Page:Mac Orlan - Le Chant de l’équipage.djvu/121

Cette page a été validée par deux contributeurs.
113
L’ANGE-DU-NORD

― M. Krühl l’emmène pour jouer de l’accordéon, ricana Palourde.

― Ça serait pas toi, tout de même, qui m’empêcherais de jouer de l’accordéon, riposta Bébé-Salé, piqué à l’endroit sensible.

― Tu n’es qu’une vieille noix, répéta Palourde et, se levant, il se mit à danser, en pinçant les touches d’un accordéon imaginaire.

― Ça serait pas toi, tout, tout d’même, bégayait Bébé-Salé, pâle de fureur.

Boutron ricanait, encourageant Palourde.

― T’entends, cria Bébé-Salé.

O ! n’eo ket brao, n’eo ket brao, paotred
Da c’hoari koukou, da c’hoari merc’hed.

chantait Palourde en se tortillant.

Bébé-Salé prit une bouteille et la lança à la tête de Palourde qui sut l’éviter.
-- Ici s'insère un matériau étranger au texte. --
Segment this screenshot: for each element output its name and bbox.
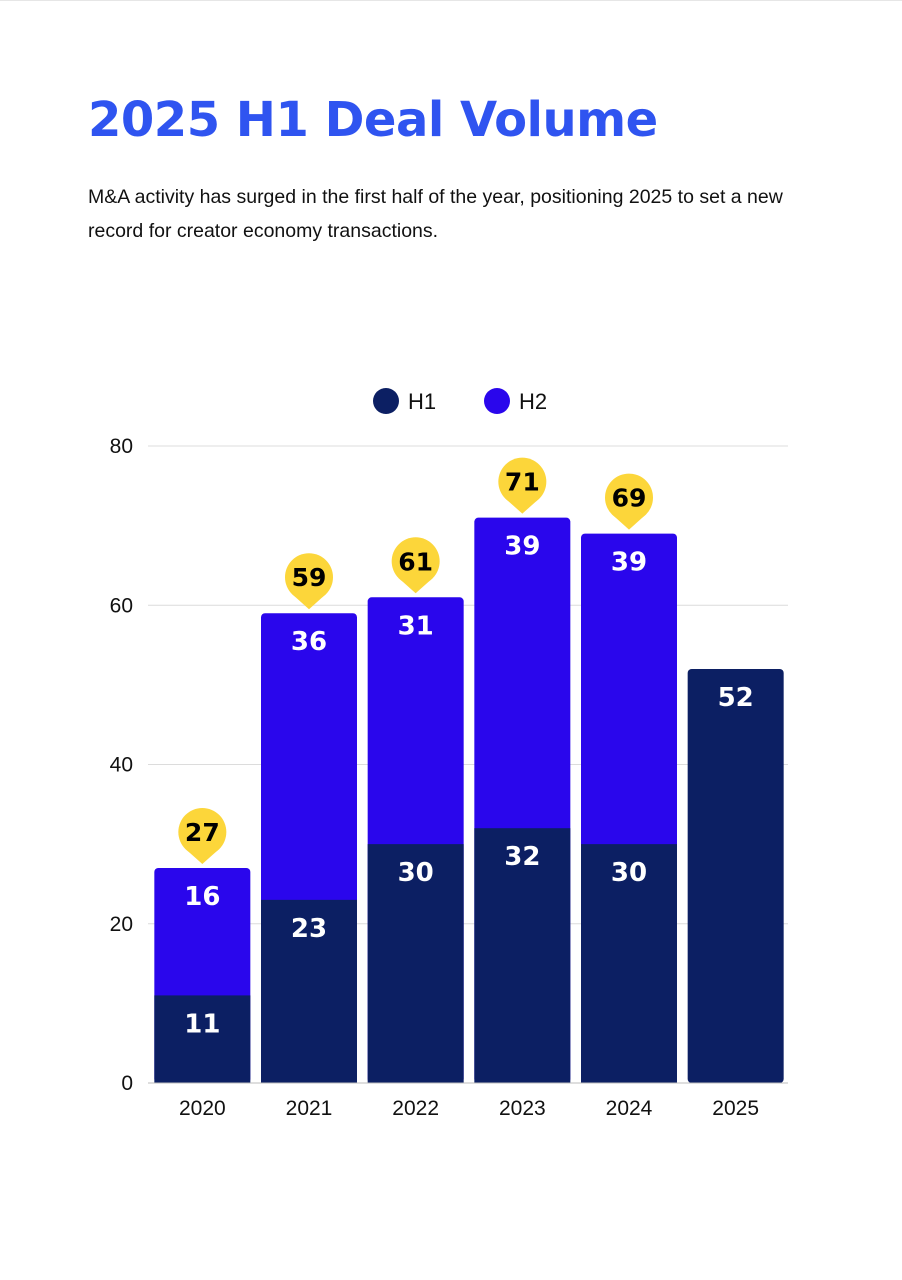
- data-label-h1: 32: [504, 842, 540, 872]
- y-tick-label: 60: [110, 594, 133, 617]
- y-tick-label: 80: [110, 435, 133, 458]
- total-label: 27: [185, 818, 220, 847]
- data-label-h2: 36: [291, 627, 327, 657]
- total-pin: [498, 457, 547, 506]
- data-label-h1: 30: [398, 858, 434, 888]
- data-label-h1: 23: [291, 914, 327, 944]
- bar-h1: [154, 995, 251, 1083]
- x-tick-label: 2025: [712, 1097, 759, 1120]
- total-pin: [285, 553, 333, 602]
- data-label-h2: 39: [504, 532, 540, 562]
- data-label-h1: 52: [718, 683, 754, 713]
- total-label: 71: [505, 468, 540, 497]
- total-pin: [605, 473, 653, 522]
- data-label-h1: 11: [184, 1009, 220, 1039]
- subtitle: M&A activity has surged in the first hal…: [88, 186, 783, 242]
- x-tick-label: 2023: [499, 1097, 546, 1120]
- legend-marker: [484, 388, 510, 414]
- bar-h1: [687, 668, 784, 1083]
- total-pin: [391, 537, 440, 586]
- total-label: 61: [398, 547, 433, 576]
- legend-label: H1: [408, 389, 436, 414]
- x-tick-label: 2021: [286, 1097, 333, 1120]
- y-tick-label: 40: [110, 754, 133, 777]
- legend-marker: [373, 388, 399, 414]
- bar-h1: [474, 828, 571, 1083]
- y-tick-label: 20: [110, 913, 133, 936]
- total-pin: [178, 808, 227, 857]
- data-label-h1: 30: [611, 858, 647, 888]
- data-label-h2: 39: [611, 548, 647, 578]
- x-tick-label: 2024: [606, 1097, 653, 1120]
- bar-h1: [367, 844, 464, 1083]
- bar-h1: [261, 899, 357, 1083]
- data-label-h2: 16: [184, 882, 220, 912]
- page-title: 2025 H1 Deal Volume: [88, 92, 658, 148]
- legend-label: H2: [519, 389, 547, 414]
- x-tick-label: 2020: [179, 1097, 226, 1120]
- total-label: 59: [292, 563, 327, 592]
- x-tick-label: 2022: [392, 1097, 439, 1120]
- bar-h1: [581, 844, 677, 1083]
- total-label: 69: [612, 484, 647, 513]
- y-tick-label: 0: [121, 1072, 133, 1095]
- data-label-h2: 31: [398, 611, 434, 641]
- top-border: [0, 0, 902, 1]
La bouteille se fracassa contre le mur.

Les trois hommes debout et silencieux se regardaient, les mains hésitantes.

― Ah ! vous n’allez pas vous battre, tout de même, glapit Marie-Anne. Vous n’allez pas vous battre !

― Oh ! gast ! grogna Palourde.

D’une détente sèche du bras droit il repoussa Marie-Anne qui s’écroula dans une rangée de tabourets. Il se rapprocha de son agresseur dont les lèvres bleues tremblaient convulsivement.